With the pilot program at Fayetteville, N.C.-based Cape Fear Valley Hospital, it's not about what the vendor is trying to prove but rather what it is trying to solve, Sharma said.
"[Patient] data always remains with the user. Processing is done via smart contracts, which are open and immutable processing paths that can be scrutinized and audited."
Raj Sharma, Health Wizz
Cape Fear Valley Health CEO Michael Nagowski added that since eighty-six cents of every dollar spent on healthcare goes to treating or managing a chronic condition, blockchain "technology tools help to reduce inefficiencies and improve the ability to proactively identify risks and coordinate care, enabling to better treat and manage chronic diseases.”
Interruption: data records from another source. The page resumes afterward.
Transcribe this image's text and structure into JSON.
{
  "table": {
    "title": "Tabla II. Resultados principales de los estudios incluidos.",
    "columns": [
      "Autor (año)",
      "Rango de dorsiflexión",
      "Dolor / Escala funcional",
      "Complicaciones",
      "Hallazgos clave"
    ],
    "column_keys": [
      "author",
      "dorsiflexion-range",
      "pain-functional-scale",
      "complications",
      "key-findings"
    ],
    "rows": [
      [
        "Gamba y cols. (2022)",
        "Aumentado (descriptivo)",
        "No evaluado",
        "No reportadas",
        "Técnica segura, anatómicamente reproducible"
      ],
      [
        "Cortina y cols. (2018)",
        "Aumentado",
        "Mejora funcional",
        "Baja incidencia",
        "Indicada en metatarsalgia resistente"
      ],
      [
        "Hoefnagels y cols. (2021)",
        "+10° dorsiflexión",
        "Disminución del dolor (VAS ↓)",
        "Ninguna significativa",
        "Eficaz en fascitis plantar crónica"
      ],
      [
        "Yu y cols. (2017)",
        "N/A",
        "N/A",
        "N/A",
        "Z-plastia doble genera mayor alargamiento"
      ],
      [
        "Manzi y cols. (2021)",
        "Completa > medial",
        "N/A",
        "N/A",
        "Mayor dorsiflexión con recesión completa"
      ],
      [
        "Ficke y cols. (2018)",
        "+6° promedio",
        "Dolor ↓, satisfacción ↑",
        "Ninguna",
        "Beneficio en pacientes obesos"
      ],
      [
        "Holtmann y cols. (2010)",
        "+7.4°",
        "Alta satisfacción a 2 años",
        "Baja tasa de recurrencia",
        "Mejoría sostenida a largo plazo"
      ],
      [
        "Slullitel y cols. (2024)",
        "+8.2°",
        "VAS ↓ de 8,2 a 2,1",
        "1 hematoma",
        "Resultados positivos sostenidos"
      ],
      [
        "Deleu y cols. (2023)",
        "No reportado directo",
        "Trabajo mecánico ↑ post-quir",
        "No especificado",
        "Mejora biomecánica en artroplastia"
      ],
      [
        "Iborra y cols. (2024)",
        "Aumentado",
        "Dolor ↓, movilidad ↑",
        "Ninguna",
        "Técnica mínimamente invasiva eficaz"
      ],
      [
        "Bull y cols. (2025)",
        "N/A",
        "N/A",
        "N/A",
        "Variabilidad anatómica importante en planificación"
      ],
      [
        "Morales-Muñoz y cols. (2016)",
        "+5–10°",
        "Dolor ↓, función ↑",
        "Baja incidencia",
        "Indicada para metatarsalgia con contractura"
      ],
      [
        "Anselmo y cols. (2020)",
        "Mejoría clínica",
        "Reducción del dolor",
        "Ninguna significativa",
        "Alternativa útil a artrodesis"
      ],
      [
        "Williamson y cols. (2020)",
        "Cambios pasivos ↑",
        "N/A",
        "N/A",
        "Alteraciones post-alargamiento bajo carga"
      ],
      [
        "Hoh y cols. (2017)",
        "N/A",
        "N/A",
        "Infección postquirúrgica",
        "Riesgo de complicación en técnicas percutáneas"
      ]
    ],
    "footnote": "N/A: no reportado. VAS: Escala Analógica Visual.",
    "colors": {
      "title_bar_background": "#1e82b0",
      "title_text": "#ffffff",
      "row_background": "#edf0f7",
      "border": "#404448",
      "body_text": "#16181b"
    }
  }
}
The exchange and transfer of OmPoints are both happening on the blockchain on the new platform without the need for users to learn new technology, he added. In fact, users will not even be aware they are using blockchain to manage rewards points in their digital wallets, he said.
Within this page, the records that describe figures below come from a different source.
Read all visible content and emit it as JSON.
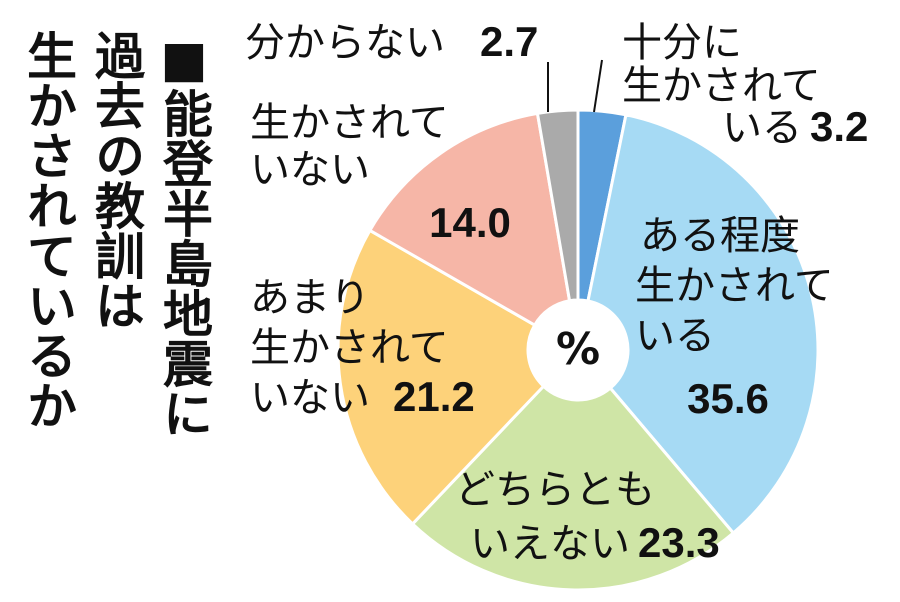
{
  "chart_data": {
    "type": "pie",
    "title": "■能登半島地震に\n過去の教訓は\n生かされているか",
    "center_label": "%",
    "categories": [
      "十分に\n生かされて\nいる",
      "ある程度\n生かされて\nいる",
      "どちらとも\nいえない",
      "あまり\n生かされて\nいない",
      "生かされて\nいない",
      "分からない"
    ],
    "values": [
      3.2,
      35.6,
      23.3,
      21.2,
      14.0,
      2.7
    ],
    "value_labels": [
      "3.2",
      "35.6",
      "23.3",
      "21.2",
      "14.0",
      "2.7"
    ],
    "colors": [
      "#5b9fdc",
      "#a6daf4",
      "#cfe5a6",
      "#fdd27a",
      "#f6b6a7",
      "#aaaaaa"
    ]
  }
}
"Blockchain, without a doubt, is one of the most innovative technologies since the Internet," Sharma said. "It has multiple applications. Finance systems, for example, leverage distributed ledger capabilities of the blockchain. Health Wizz is leveraging the smart contract capabilities of Ethereum blockchain to deliver rich data-sharing experiences. We will also leverage the immutability features of blockchain to verify the provenance of user data."
The important thing for users of the Health Wizz platform to remember, Sharma said, is that user data will always be completely under their control. Users will have the tools to configure data bundles of their choice and enter into sharing contracts of their own will, in anonymity or pseudonymity mode.
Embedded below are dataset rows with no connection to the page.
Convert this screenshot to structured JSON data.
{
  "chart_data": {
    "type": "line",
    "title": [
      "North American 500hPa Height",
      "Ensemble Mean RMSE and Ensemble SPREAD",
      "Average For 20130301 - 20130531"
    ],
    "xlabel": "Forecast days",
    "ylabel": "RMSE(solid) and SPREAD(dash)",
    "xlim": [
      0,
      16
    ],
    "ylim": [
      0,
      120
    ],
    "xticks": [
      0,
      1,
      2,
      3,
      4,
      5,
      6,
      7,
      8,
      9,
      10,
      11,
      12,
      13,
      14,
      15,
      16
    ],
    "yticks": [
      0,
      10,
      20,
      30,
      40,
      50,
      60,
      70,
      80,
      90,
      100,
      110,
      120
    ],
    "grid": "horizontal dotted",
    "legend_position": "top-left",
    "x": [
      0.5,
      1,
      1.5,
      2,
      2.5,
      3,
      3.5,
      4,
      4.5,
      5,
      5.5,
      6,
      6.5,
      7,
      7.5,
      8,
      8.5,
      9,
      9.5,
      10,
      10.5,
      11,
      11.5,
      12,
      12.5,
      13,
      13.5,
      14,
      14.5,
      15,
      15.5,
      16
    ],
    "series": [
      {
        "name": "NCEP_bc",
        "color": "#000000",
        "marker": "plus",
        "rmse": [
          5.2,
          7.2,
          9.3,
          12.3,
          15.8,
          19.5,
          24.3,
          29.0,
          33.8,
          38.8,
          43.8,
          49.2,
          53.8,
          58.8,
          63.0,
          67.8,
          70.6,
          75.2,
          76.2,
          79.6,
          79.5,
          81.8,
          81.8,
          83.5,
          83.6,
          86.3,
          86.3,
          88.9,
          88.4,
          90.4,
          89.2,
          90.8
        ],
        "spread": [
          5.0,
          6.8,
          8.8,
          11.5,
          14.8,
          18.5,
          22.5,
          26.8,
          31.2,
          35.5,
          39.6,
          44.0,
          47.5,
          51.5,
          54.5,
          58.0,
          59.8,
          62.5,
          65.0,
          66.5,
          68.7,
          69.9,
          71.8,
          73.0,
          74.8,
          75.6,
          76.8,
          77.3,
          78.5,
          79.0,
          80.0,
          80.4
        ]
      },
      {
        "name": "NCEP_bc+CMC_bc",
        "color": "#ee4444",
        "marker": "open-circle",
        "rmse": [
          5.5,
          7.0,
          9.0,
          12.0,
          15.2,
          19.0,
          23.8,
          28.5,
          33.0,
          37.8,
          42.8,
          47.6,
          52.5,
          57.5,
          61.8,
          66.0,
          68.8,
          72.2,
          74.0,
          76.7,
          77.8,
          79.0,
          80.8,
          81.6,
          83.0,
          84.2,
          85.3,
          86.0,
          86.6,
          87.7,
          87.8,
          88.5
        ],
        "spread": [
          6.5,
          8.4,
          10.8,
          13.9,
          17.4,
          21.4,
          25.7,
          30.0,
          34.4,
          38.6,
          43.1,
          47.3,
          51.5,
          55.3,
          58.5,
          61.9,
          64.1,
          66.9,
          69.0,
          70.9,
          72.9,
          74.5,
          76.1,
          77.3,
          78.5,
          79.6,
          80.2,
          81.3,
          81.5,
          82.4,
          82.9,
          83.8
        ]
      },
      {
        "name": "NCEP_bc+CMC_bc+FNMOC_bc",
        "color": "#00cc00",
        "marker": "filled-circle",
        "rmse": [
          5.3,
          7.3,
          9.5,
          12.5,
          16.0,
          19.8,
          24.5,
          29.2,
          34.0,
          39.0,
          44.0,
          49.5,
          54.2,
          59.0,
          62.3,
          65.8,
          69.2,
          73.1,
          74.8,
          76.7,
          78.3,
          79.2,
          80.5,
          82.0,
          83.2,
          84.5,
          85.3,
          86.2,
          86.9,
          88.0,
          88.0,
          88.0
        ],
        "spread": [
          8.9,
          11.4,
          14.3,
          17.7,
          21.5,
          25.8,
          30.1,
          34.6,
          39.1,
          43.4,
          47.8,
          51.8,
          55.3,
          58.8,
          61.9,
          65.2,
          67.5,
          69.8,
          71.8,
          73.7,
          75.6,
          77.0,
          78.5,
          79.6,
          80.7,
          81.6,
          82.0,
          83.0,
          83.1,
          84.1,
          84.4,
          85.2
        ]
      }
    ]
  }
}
"The key to that particular transaction governed by contracts will be stored on the blockchain," he explained. "Once again, the personal medical data is not on the blockchain. The data always remains with the user. Processing is done via smart contracts, which are open and immutable processing paths that can be scrutinized and audited."
In addition, the use of smart contracts and blockchain enables Health Wizz to create a marketplace where health data can be exchanged in a peer-to-peer manner without the need for data brokers.
Health Wizz implements the FHIR HL7 standard to access data in a standardized manner – both on the data production side and the data consumption side. For the former, when a hospital or practice EHR allows users to access their medical records using a FHIR interface, the Health Wizz application enables users to leverage this interface to download their medical records on their mobile device.
Starting January 1, 2019, CMS will require healthcare organizations to provide view/download/transmit capability for users' medical records using a standardized interface such as FHIR.
"Some provider institutions have already started providing this capability," Sharma said. "Even if the health data was acquired in a different format, for instance, if the user took a picture of an old paper record, the Health Wizz app processes this data and makes it accessible on a user's mobile device using a FHIR interface."
On the data consumption side, when institutions such as pharmaceutical companies and medical research organizations want to access clinical and genetic data residing on a user's mobile device, they can also do this using the FHIR interface in the Campaign Wizz Bridge Application.
"This use case aims to reduce readmission rates for patients who are being treated for chronic conditions," he said. "At Cape Fear Valley Hospital, we are striving to get patients engaged in their health journey by using the Health Wizz app so they can interact with clinicians virtually instead of the hospital sending paramedics to patients' homes."
Patients, for instance, earn OmPoints which they can spend on tangible items such as Amazon gift codes while improving their health while hospitals like Cape Fear can ultimately hospital reduce readmissions.